There’s ample opportunity to do so. At ExxonMobil, we currently have 18,000 scientists and engineers on the payroll. We actually have both upstream and downstream research organizations set up, looking at issues such as alternative fuel sources. We’re asking how we can we take on the dual challenge of meeting the world’s energy needs and reducing the environmental impact of energy use.

The lowest-hanging fruit is using fossil fuels more efficiently, so we have a lot of research going on in that regard. But we’re also looking at other potential energy sources we think can be scalable and competitive with fossil fuels. This is a very long-term endeavor, but we’re looking at producing biofuels from algae. We’re working with Synthetic Genomics to look at the algae strains and figure out a way we can scale that up and leverage our current refining and transportation infrastructure.

How did studying electrical engineering at Vanderbilt prepare you for a top position in an energy company?

Early on, a portion of what I did at ExxonMobil involved some aspects of electrical engineering, but we’re out to hire the best engineers we can find. We have all the internal training courses to train those engineers to become petroleum engineers.

What I learned at Vanderbilt was all the engineering basics such as  math, physics and chemistry. That provided the foundation for petroleum engineering.  But just as important was learning how to learn. Very few of us bring our college textbooks and use them on the job. As we enter the working world, we must understand how to problem-solve technical issues.

What advice do you have for School of Engineering students who want to succeed at the level you have?

I count myself very fortunate and blessed to be working for ExxonMobil. A nice thing about this company is that it’s a pure meritocracy. All the engineers who walk in the door have the opportunity to progress as far as their capabilities take them.

In terms of advice for students, there really isn’t a silver bullet or magic formula. It’s continuing to learn. I’m continuing to learn today. Have intellectual curiosity throughout your career, and keep grasping new concepts and keep going on to the next thing. The more flexibility and patience you can have in your career, the better you’ll do. Take on an assignment that may not be exactly what you want to do at the time, but will benefit you down the road. Show flexibility in the locations where you will work. That next promotion may not come tomorrow, but have patience that it will eventually come around.
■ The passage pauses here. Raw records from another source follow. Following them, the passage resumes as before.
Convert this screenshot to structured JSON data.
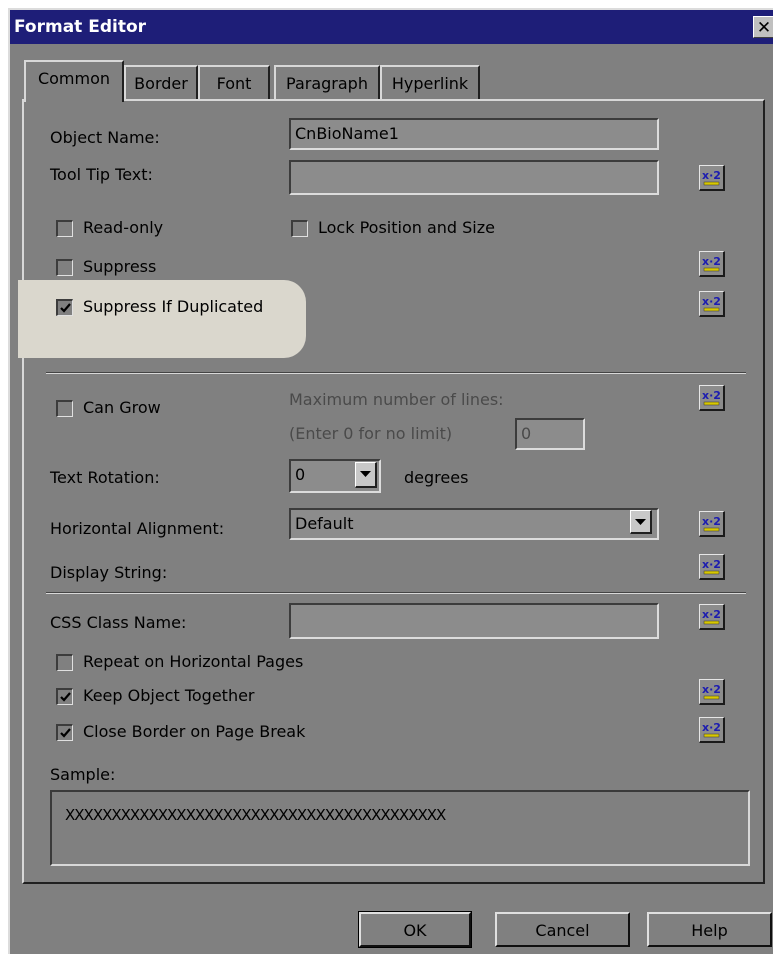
{
  "window": {
    "title": "Format Editor",
    "close_glyph": "✕"
  },
  "tabs": [
    {
      "label": "Common",
      "active": true
    },
    {
      "label": "Border"
    },
    {
      "label": "Font"
    },
    {
      "label": "Paragraph"
    },
    {
      "label": "Hyperlink"
    }
  ],
  "fields": {
    "object_name": {
      "label": "Object Name:",
      "value": "CnBioName1"
    },
    "tooltip": {
      "label": "Tool Tip Text:",
      "value": ""
    },
    "read_only": {
      "label": "Read-only",
      "checked": false
    },
    "lock_position": {
      "label": "Lock Position and Size",
      "checked": false
    },
    "suppress": {
      "label": "Suppress",
      "checked": false
    },
    "suppress_dup": {
      "label": "Suppress If Duplicated",
      "checked": true
    },
    "can_grow": {
      "label": "Can Grow",
      "checked": false
    },
    "max_lines_label": "Maximum number of lines:",
    "max_lines_hint": "(Enter 0 for no limit)",
    "max_lines_value": "0",
    "text_rotation": {
      "label": "Text Rotation:",
      "value": "0",
      "unit": "degrees"
    },
    "horizontal_alignment": {
      "label": "Horizontal Alignment:",
      "value": "Default"
    },
    "display_string": {
      "label": "Display String:"
    },
    "css_class": {
      "label": "CSS Class Name:",
      "value": ""
    },
    "repeat_horizontal": {
      "label": "Repeat on Horizontal Pages",
      "checked": false
    },
    "keep_together": {
      "label": "Keep Object Together",
      "checked": true
    },
    "close_border": {
      "label": "Close Border on Page Break",
      "checked": true
    },
    "sample": {
      "label": "Sample:",
      "value": "XXXXXXXXXXXXXXXXXXXXXXXXXXXXXXXXXXXXXXXXX"
    }
  },
  "buttons": {
    "ok": "OK",
    "cancel": "Cancel",
    "help": "Help"
  },
  "icons": {
    "formula": "formula-x2-icon",
    "checkmark": "checkmark-icon",
    "dropdown": "dropdown-arrow-icon"
  },
  "colors": {
    "titlebar": "#1e1e78",
    "dialog_bg": "#808080",
    "highlight": "#dad7cd"
  }
}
Everybody has an opportunity to make a unique contribution in whatever organization you’re working in. Once you see that opportunity, that’s when you have to kick it into high gear and put in 110 percent to make a difference.

When you travel to Vanderbilt for Board of Visitors meetings, what’s familiar about the university and what’s different?

There are some things that have stayed the same from when I was there, and some things are very different. It’s nice to see those points of familiarity like Kirkland Hall and Memorial Gymnasium. I had my wedding rehearsal dinner at the University Club, where the Board of Visitors meets, and that’s very familiar, even though they’ve made some changes.

I was taking my son back for a summer program on the Peabody campus, and I got to see the new Commons. It is fantastic – we were very impressed. They were in the middle of tearing down the old Kissam Quad, but I was able to show him  Reinke, where I lived my freshman year, before it was torn down.